Lo ocurrido con la Gobernadora de Puerto Rico en un reciente evento público —cuando, en medio de una presentación, se le expusieron los glúteos frente a cámaras y ciudadanos— ha sido ampliamente discutido en redes sociales. Muchos lo han visto como una oportunidad para el chisme o el escarnio, pero yo propongo otra lectura, más profunda: lo simbólico.
No es burla. No es bullying. Es evidencia. Lo que ocurrió no es un simple accidente de vestuario, es una representación involuntaria de lo que muchas personas sienten respecto a su gestión: una figura fuera de control, desconectada de su entorno, que ya no puede sostener ni la imagen que intenta proyectar. Como psicólogo clínico, aprendo cada día que los actos comunican más que las palabras, y este suceso comunica poderosamente.
Como personaje público, la Gobernadora ha demostrado que el poder no siempre transforma: a veces solo amplifica lo que ya estaba ahí. Sus discursos hostiles hacia los detractores, su falta de apertura al diálogo, y su tendencia a rodearse de aliados que refuerzan una narrativa rígida, han creado una atmósfera de defensa narcisista. Se gobierna desde el yo, no desde el nosotros.
La imagen —la de su trasero expuesto ante el país— resuena inconscientemente con otras figuras de la cultura popular.

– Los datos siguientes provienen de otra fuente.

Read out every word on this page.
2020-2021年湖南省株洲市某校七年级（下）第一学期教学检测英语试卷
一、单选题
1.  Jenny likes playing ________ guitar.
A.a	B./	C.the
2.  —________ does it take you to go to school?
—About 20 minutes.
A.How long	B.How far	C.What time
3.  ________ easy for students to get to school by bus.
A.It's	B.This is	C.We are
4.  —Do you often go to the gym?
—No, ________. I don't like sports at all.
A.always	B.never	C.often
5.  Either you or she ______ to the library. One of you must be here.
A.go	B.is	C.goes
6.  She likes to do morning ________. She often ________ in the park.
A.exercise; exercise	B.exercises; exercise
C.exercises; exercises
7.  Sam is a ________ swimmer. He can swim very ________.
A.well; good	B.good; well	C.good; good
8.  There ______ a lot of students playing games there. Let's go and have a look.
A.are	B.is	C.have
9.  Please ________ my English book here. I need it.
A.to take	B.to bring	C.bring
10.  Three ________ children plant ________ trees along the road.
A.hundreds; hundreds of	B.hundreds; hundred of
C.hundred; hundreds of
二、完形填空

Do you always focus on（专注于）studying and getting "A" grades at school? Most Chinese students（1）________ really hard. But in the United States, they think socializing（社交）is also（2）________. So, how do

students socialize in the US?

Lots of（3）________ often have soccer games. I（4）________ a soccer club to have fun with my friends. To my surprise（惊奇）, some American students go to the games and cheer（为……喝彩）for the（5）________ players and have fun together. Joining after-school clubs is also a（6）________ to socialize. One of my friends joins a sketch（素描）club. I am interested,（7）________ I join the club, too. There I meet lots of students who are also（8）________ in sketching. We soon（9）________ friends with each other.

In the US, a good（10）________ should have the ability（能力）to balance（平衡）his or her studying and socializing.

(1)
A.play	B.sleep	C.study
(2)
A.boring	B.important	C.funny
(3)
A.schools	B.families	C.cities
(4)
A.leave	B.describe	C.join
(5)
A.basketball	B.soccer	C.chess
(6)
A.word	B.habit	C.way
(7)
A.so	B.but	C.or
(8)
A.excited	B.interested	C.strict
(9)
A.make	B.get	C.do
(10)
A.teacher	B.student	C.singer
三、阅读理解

No puedo evitar pensar en Bart Simpson bajándose los pantalones para burlarse de la autoridad, o en el decadente Joffrey Baratheon de Game of Thrones, cuyo ejercicio del poder solo sirvió para revelar su fragilidad interna.
El cuerpo de la mandataria no es el foco. Lo que importa es lo que su imagen revela del Estado y su conducción. Puerto Rico no necesita más espectáculos. Necesita dirección. Necesita introspección. Y necesita líderes que no se desvistan, literal ni simbólicamente, ante su gente.
Porque, al final, el poder no solo revela quiénes somos. También nos desviste. Y cuando eso ocurre, es el pueblo quien queda mirando, perplejo, la verdad que ya no se puede tapar.